As a specialist luxury watch insurer, Zing Cover wants to help build confidence in the purchase and ownership of watches, be clear headed about the risks but avoid the sensationalism that can at times prevail.
Data is key, and we have to subject data to scrutiny. An apparently irrefutable source, such as law enforcement or loss registers, can be still be skewed. For example, if someone intends to make a fraudulent insurance claim, often the easiest story is to say that they were set upon, it all happened very quickly, then can’t identify any of the assailants. A crime reference number will be issued, so it’s another luxury watch theft in the police data, even if there is insubstantial evidence for a full investigation.

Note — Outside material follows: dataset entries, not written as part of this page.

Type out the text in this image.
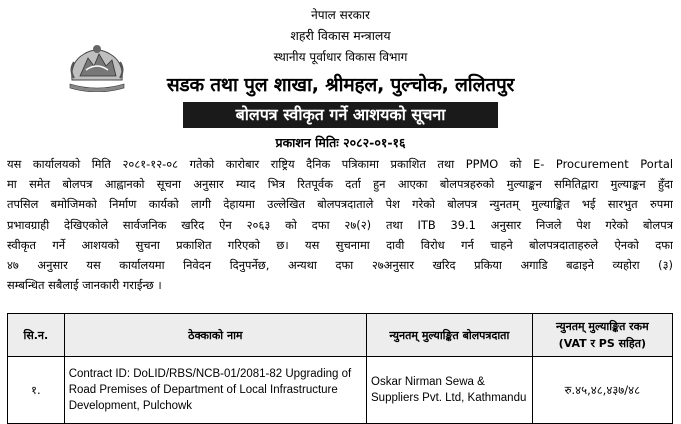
नेपाल सरकार
शहरी विकास मन्त्रालय
स्थानीय पूर्वाधार विकास विभाग
सडक तथा पुल शाखा, श्रीमहल, पुल्चोक, ललितपुर
बोलपत्र स्वीकृत गर्ने आशयको सूचना
प्रकाशन मितिः २०८२-०१-१६
यस कार्यालयको मिति २०८१-१२-०८ गतेको कारोबार राष्ट्रिय दैनिक पत्रिकामा प्रकाशित तथा PPMO को E- Procurement Portal
मा समेत बोलपत्र आह्वानको सूचना अनुसार म्याद भित्र रितपूर्वक दर्ता हुन आएका बोलपत्रहरुको मुल्याङ्कन समितिद्वारा मुल्याङ्कन हुँदा
तपसिल बमोजिमको निर्माण कार्यको लागी देहायमा उल्लेखित बोलपत्रदाताले पेश गरेको बोलपत्र न्युनतम् मुल्याङ्कित भई सारभुत रुपमा
प्रभावग्राही देखिएकोले सार्वजनिक खरिद ऐन २०६३ को दफा २७(२) तथा ITB 39.1 अनुसार निजले पेश गरेको बोलपत्र
स्वीकृत गर्ने आशयको सुचना प्रकाशित गरिएको छ। यस सुचनामा दावी विरोध गर्न चाहने बोलपत्रदाताहरुले ऐनको दफा
४७ अनुसार यस कार्यालयमा निवेदन दिनुपर्नेछ, अन्यथा दफा २७अनुसार खरिद प्रकिया अगाडि बढाइने व्यहोरा (३)
सम्बन्धित सबैलाई जानकारी गराईन्छ ।
सि.न.	ठेक्काको नाम	न्युनतम् मुल्याङ्कित बोलपत्रदाता	न्युनतम् मुल्याङ्कित रकम
(VAT र PS सहित)
१.	Contract ID: DoLID/RBS/NCB-01/2081-82 Upgrading of Road Premises of Department of Local Infrastructure Development, Pulchowk	Oskar Nirman Sewa & Suppliers Pvt. Ltd, Kathmandu	रु.४५,४८,४३७/४८
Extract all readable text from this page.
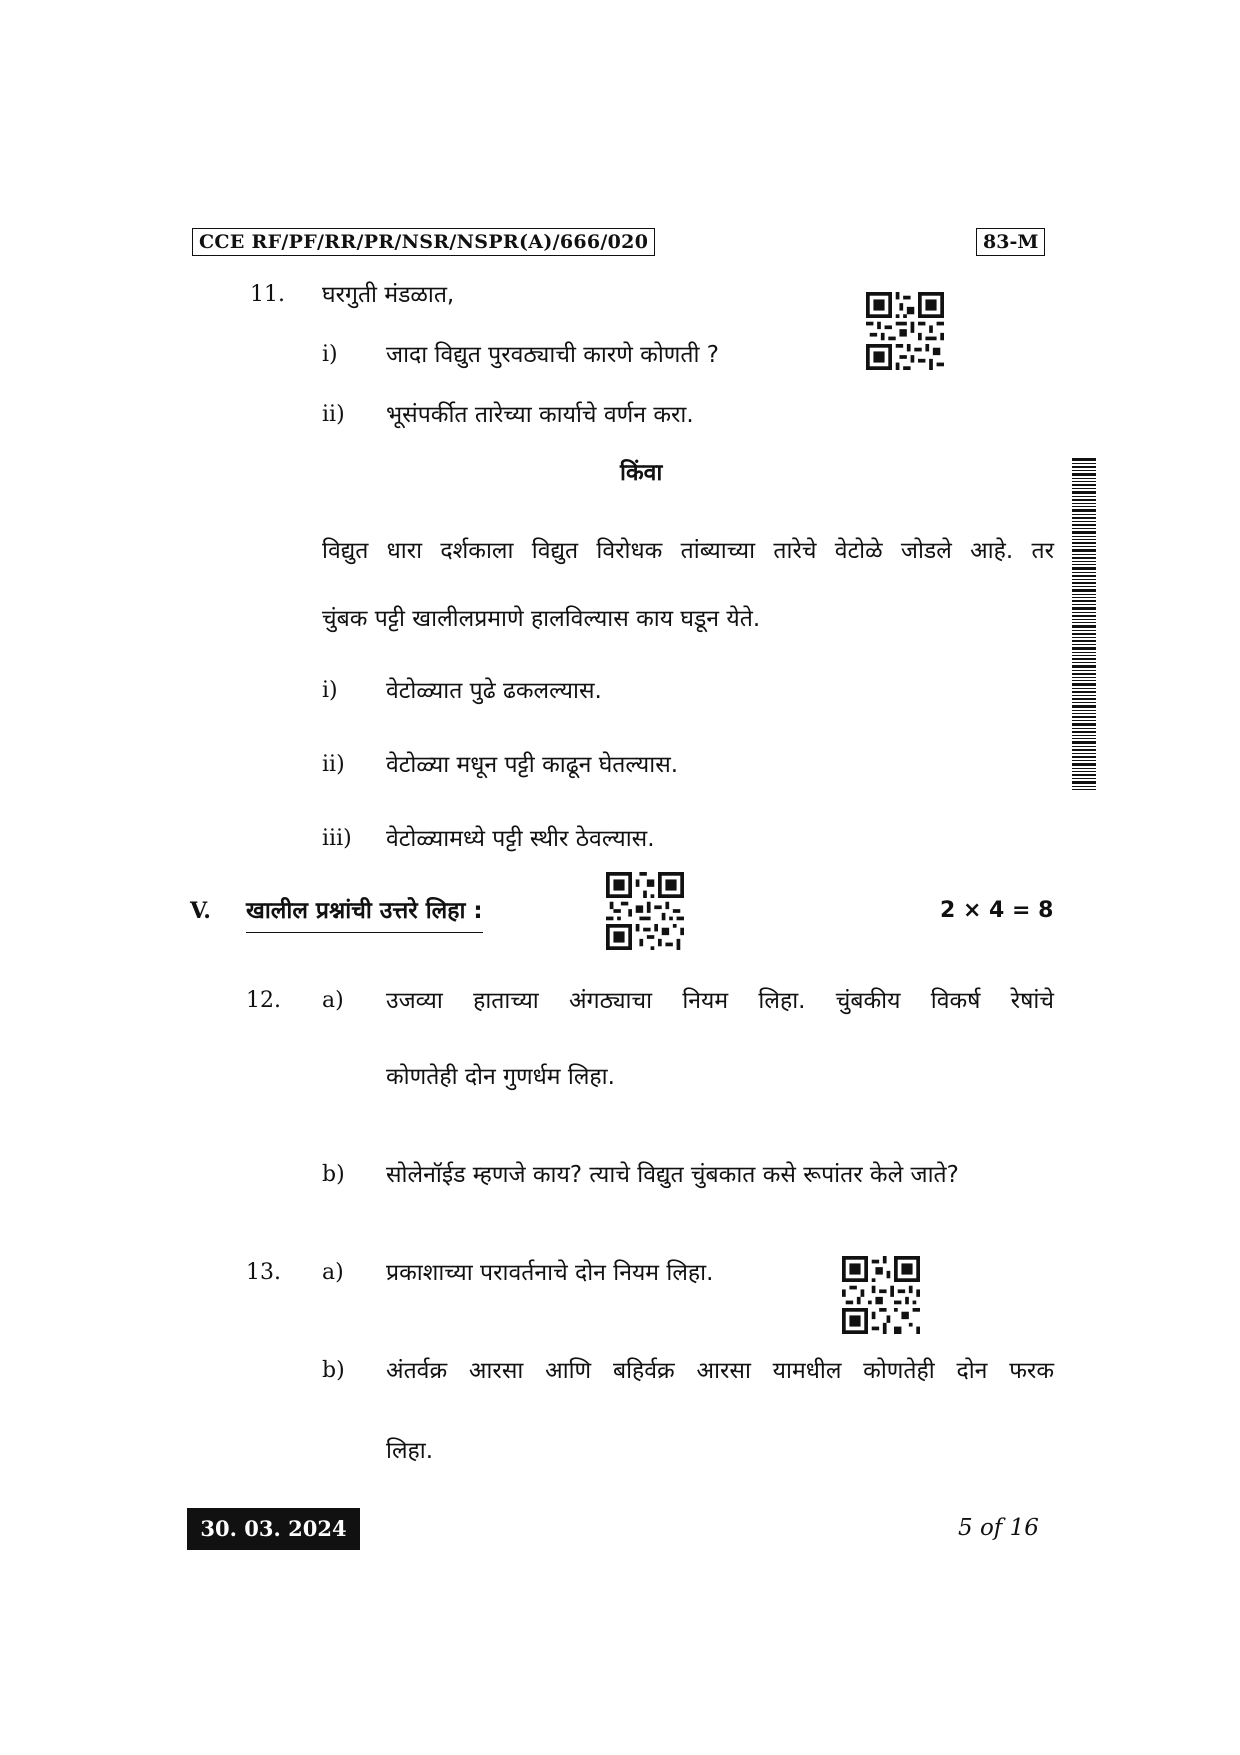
CCE RF/PF/RR/PR/NSR/NSPR(A)/666/020	83-M
11. घरगुती मंडळात,
i) जादा विद्युत पुरवठ्याची कारणे कोणती ?
ii) भूसंपर्कीत तारेच्या कार्याचे वर्णन करा.
किंवा
विद्युत धारा दर्शकाला विद्युत विरोधक तांब्याच्या तारेचे वेटोळे जोडले आहे. तर
चुंबक पट्टी खालीलप्रमाणे हालविल्यास काय घडून येते.
i) वेटोळ्यात पुढे ढकलल्यास.
ii) वेटोळ्या मधून पट्टी काढून घेतल्यास.
iii) वेटोळ्यामध्ये पट्टी स्थीर ठेवल्यास.
V. खालील प्रश्नांची उत्तरे लिहा :	2 × 4 = 8
12. a) उजव्या हाताच्या अंगठ्याचा नियम लिहा. चुंबकीय विकर्ष रेषांचे
कोणतेही दोन गुणर्धम लिहा.
b) सोलेनॉईड म्हणजे काय? त्याचे विद्युत चुंबकात कसे रूपांतर केले जाते?
13. a) प्रकाशाच्या परावर्तनाचे दोन नियम लिहा.
b) अंतर्वक्र आरसा आणि बहिर्वक्र आरसा यामधील कोणतेही दोन फरक
लिहा.
30. 03. 2024	5 of 16
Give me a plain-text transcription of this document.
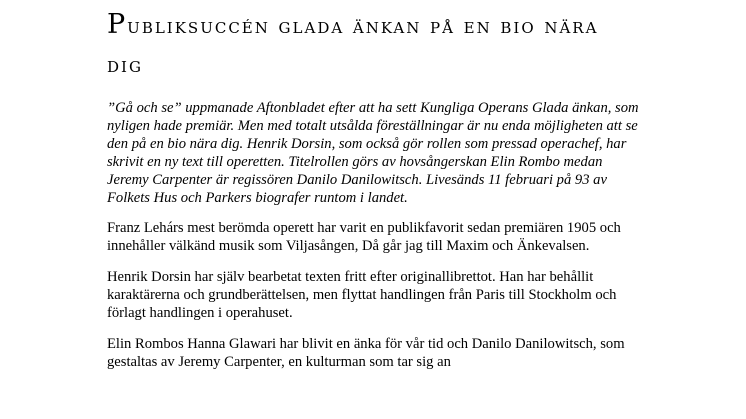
Publiksuccén glada änkan på en bio nära dig

”Gå och se” uppmanade Aftonbladet efter att ha sett Kungliga Operans Glada änkan, som nyligen hade premiär. Men med totalt utsålda föreställningar är nu enda möjligheten att se den på en bio nära dig. Henrik Dorsin, som också gör rollen som pressad operachef, har skrivit en ny text till operetten. Titelrollen görs av hovsångerskan Elin Rombo medan Jeremy Carpenter är regissören Danilo Danilowitsch. Livesänds 11 februari på 93 av Folkets Hus och Parkers biografer runtom i landet.

Franz Lehárs mest berömda operett har varit en publikfavorit sedan premiären 1905 och innehåller välkänd musik som Viljasången, Då går jag till Maxim och Änkevalsen.

Henrik Dorsin har själv bearbetat texten fritt efter originallibrettot. Han har behållit karaktärerna och grundberättelsen, men flyttat handlingen från Paris till Stockholm och förlagt handlingen i operahuset.

Elin Rombos Hanna Glawari har blivit en änka för vår tid och Danilo Danilowitsch, som gestaltas av Jeremy Carpenter, en kulturman som tar sig an
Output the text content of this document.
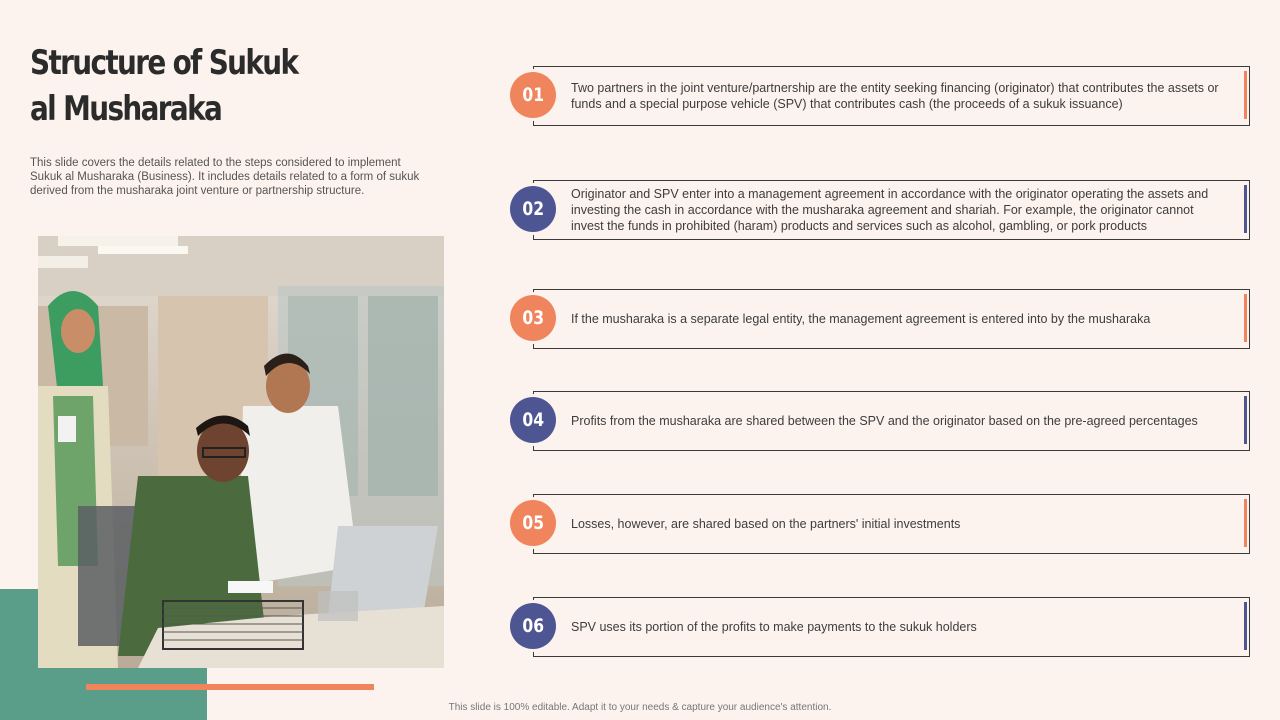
Structure of Sukuk al Musharaka

This slide covers the details related to the steps considered to implement Sukuk al Musharaka (Business). It includes details related to a form of sukuk derived from the musharaka joint venture or partnership structure.

Two partners in the joint venture/partnership are the entity seeking financing (originator) that contributes the assets or funds and a special purpose vehicle (SPV) that contributes cash (the proceeds of a sukuk issuance)

01

Originator and SPV enter into a management agreement in accordance with the originator operating the assets and investing the cash in accordance with the musharaka agreement and shariah. For example, the originator cannot invest the funds in prohibited (haram) products and services such as alcohol, gambling, or pork products

02

If the musharaka is a separate legal entity, the management agreement is entered into by the musharaka

03

Profits from the musharaka are shared between the SPV and the originator based on the pre-agreed percentages

04

Losses, however, are shared based on the partners' initial investments

05

SPV uses its portion of the profits to make payments to the sukuk holders

06
This slide is 100% editable. Adapt it to your needs & capture your audience's attention.
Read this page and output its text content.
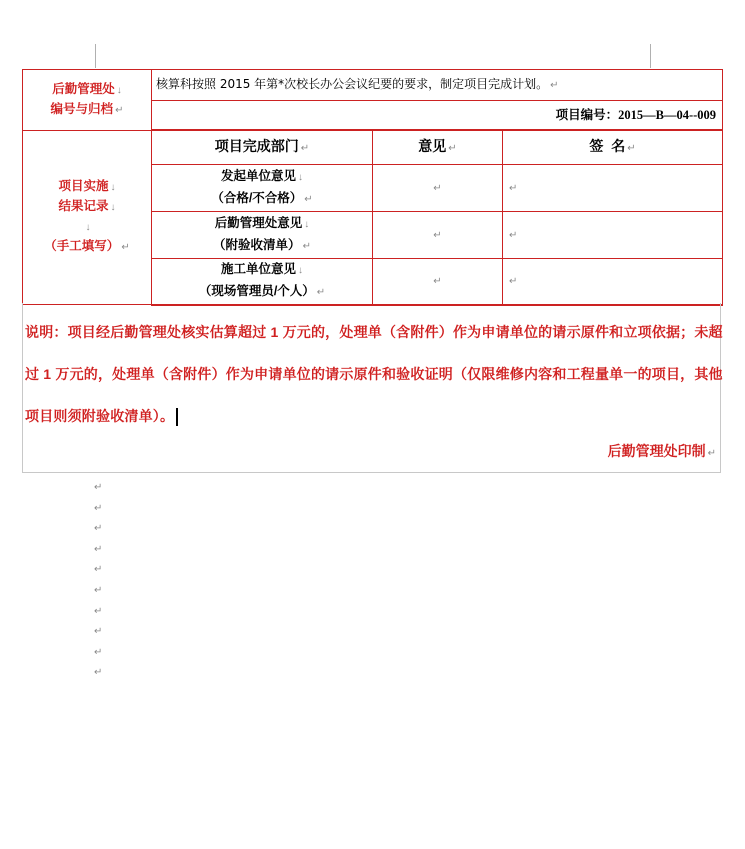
后勤管理处 ↓
编号与归档 ↵	核算科按照 2015 年第*次校长办公会议纪要的要求，制定项目完成计划。 ↵		
	项目编号：2015—B—04--009		
项目实施 ↓
结果记录 ↓
↓
（手工填写） ↵	项目完成部门 ↵	意见 ↵	签  名 ↵
	发起单位意见 ↓
（合格/不合格） ↵	↵	↵
	后勤管理处意见 ↓
（附验收清单） ↵	↵	↵
	施工单位意见 ↓
（现场管理员/个人） ↵	↵	↵
说明：项目经后勤管理处核实估算超过 1 万元的，处理单（含附件）作为申请单位的请示原件和立项依据；未超过 1 万元的，处理单（含附件）作为申请单位的请示原件和验收证明（仅限维修内容和工程量单一的项目，其他项目则须附验收清单）。
后勤管理处印制 ↵
↵
↵
↵
↵
↵
↵
↵
↵
↵
↵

Insurers may pay the claim, even if they suspect but can’t prove a fraud. They’re likely to lodge the ‘stolen’ watch on a loss register. Suddenly those statistics for watch theft on the street are rising at an ever-faster rate.
The stats are the stats, right?
So how do we get a clearer picture of the situation?
At Zing Cover we are unusual in that we only accept our members on the basis of their association with vetted and pre-approved businesses, or by referral from existing members. This referral method means we suffer from far lower levels of fraud and can therefore keep our terms and conditions broad and our pricing stable.
It also gives us the opportunity to compare our claims data with that of the broader insurance market to try to reach some conclusions on the true scale of watch theft.
At Zing Cover around 53% of all claims paid relate to watch theft outside the home. This is a good deal lower than the broader insurance market which is to be expected given our more selective approach to customer acceptance. If our proportion of theft claims were deemed to be an accurate measure across the rest of the market, then it would suggest that 40% of all insurance claims for theft are actually likely to be fraud. This in-turn means that all that data from the police and loss registers about watch theft is also inflated by around 40%.
Does it matter?
This is obviously pretty bad news for the insurance industry, for watch owners and for the watch market.
It’s bad news for the insurance industry as they’re paying out for a lot of fraudulent claims purely because they can’t categorically prove that it’s a fraudulent claim.
It also means that watch collectors are, at best, paying premiums which cross-subsidise all those fraudulent claims and, at worst, can’t get insurance that gives them the lifestyle flexibility and at the values they need.
It’s also bad for the watch industry, with a high proportion of once legitimate watches leaving the legitimate market and heading into the market’s less reputable corners or, worse still, not being registered on watch loss registries and then finding their way back into the legitimate market creating problems down the line for both pre-owned dealers and their customers.
All-in-all, it diminishes confidence in the ownership and purchase of luxury watches.
Zing Cover is pioneering a whole new model for watch collectors and for the watch market. By only working with vetted pre-owned or authorised dealers, we not only provide higher levels of service with automatic re-valuations and superior access to the market in the event of claims, but we also ensure that we are only accepting the customers of reputable businesses which materially mitigates against our exposure to fraud. In turn that means that the customers of our network of partner businesses can ensure their customers can have greater confidence in buying and owning watches.